Edit: Truncated sig.
 

Hm. My campaign doesn't really have codified principles (because magic is so primitive - it's the Middle Ages, and nobody knows of any planes beyond Heaven and Hell), but the truth of it is something like this:

Wizards channel elemental magics with the aid of rituals. These magical energies come from parallel planes (the elemental planes), but wizards don't know that - they don't really know why it works, but they know enough of the principles of drawing energy out of nowhere to make up new spells.

Sorcerers channel raw magic from within themselves. Mortal races are very unlikely to have this kind of talent.

Clerics are just like wizards, except they don't channel from the elemental planes; they employ positive energy instead. (The evil ones use negative energy.) There's no need for a god in this equation, I might add, and the priests know it - they employ magic in much the same way as they would employ a nice pen. It doesn't harm their devotion, largely because the formulae for spellcasting has been set up in prayer form.

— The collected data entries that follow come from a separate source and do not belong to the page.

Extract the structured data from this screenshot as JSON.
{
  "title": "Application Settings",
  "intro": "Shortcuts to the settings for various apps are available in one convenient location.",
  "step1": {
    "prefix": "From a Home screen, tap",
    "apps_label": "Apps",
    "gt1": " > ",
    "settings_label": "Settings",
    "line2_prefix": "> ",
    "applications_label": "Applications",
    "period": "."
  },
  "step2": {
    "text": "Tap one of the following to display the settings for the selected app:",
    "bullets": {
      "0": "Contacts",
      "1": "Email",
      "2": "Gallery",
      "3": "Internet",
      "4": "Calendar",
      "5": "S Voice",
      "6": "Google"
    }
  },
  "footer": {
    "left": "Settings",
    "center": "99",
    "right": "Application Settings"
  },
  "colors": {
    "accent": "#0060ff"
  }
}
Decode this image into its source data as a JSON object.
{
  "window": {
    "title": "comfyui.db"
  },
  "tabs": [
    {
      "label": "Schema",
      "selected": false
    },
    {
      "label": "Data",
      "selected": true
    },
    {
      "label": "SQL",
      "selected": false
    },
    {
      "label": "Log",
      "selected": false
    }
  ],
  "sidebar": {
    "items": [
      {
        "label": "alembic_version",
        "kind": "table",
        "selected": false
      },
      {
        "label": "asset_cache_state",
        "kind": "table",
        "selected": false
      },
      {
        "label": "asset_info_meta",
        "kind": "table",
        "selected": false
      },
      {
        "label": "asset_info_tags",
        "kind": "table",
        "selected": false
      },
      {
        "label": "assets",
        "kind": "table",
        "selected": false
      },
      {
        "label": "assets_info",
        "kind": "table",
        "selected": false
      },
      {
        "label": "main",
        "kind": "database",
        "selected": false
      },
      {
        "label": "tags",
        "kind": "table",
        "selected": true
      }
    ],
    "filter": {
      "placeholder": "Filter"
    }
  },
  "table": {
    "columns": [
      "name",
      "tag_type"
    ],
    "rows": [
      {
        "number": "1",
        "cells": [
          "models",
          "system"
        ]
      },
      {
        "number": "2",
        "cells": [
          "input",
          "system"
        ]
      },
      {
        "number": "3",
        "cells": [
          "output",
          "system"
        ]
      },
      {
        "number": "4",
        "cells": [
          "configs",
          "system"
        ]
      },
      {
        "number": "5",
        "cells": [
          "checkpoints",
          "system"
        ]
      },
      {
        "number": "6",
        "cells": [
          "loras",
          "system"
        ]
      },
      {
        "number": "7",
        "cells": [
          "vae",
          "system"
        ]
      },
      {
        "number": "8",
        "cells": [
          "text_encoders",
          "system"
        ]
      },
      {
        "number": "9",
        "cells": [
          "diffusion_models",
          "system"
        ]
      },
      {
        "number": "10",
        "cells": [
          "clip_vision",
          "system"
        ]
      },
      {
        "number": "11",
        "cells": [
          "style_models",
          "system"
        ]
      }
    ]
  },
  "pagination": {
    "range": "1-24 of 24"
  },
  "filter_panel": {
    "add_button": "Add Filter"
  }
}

Everyone has a tiny bit of magical energy (except the throbbing Sorcerers), but it takes training to make it strong enough to open the tiny planar portals that create magical effects.

There's no psionics. If there were, it would be fundamentally similar to sorcery.
 

This is from my Setting submission, for the world I hope to get around to fleshing out someday.

5. Nature of magic
Magic in the world of Üth is a mysterious matter. While there are few practitioners of magic, it is far fewer still that understand its true nature. Before recorded time the gods sacrificed themselves to imprison the alien deity Kylek in the planet. Divine magic draws on the essence that remains of the dead gods. Spirits and powerful creatures, such as the greatest of dragon kind, are able to grant spells to their mortal followers. Weaker spirits do so by bonding with a single mortal, while more powerful creatures can grant their spells to small groups of followers. Arcane magic on the other hand comes from a more sinister source. The Children of Kylek (Illithids) brought it to the races of Üth in secret; it is a manipulation of the awesome power the Sleeping God radiates even in its imprisonment. Because of the unnatural and alien nature of arcane magic the more one delves into its study the more it begins to take its toll. At first the changes are minor, but they are more evident in those who have devoted a lifetime to its study. Regardless of the source, magic-users on Üth are rare because those naturally talented are few and far between and most other people are not able to devote time to the tremendous amount of training needed. All but the most minor of magic items are jealously guarded status symbols, commissioned like the pieces of art they are.



To elaborate some, magic is pattern based. I envisioned wizard spellbooks not being so much complex notes and formulas but rather sets of extremely complex mandela like patterns. By imprinting these patterns into their minds charged with arcane energy they would yield predictable results, when they filled in the final pieces (i.e. the components). Sorcerers were beings that were corrupted by Kyleks taint, and naturely held these patterns in their bodies, being an intrinsic part of their being they are not destroyed by the casting process. Clerical spellcasters also use patterns but they are a different set in tune with the force they work with, and are provided by the creatures they are bound to. Bards are a kind strange case, they pull on both sources of power, but really don't belong to either, and would in this case be a seperate classification of magic.


As you can see it probably still needs some work, but that was the basic idea.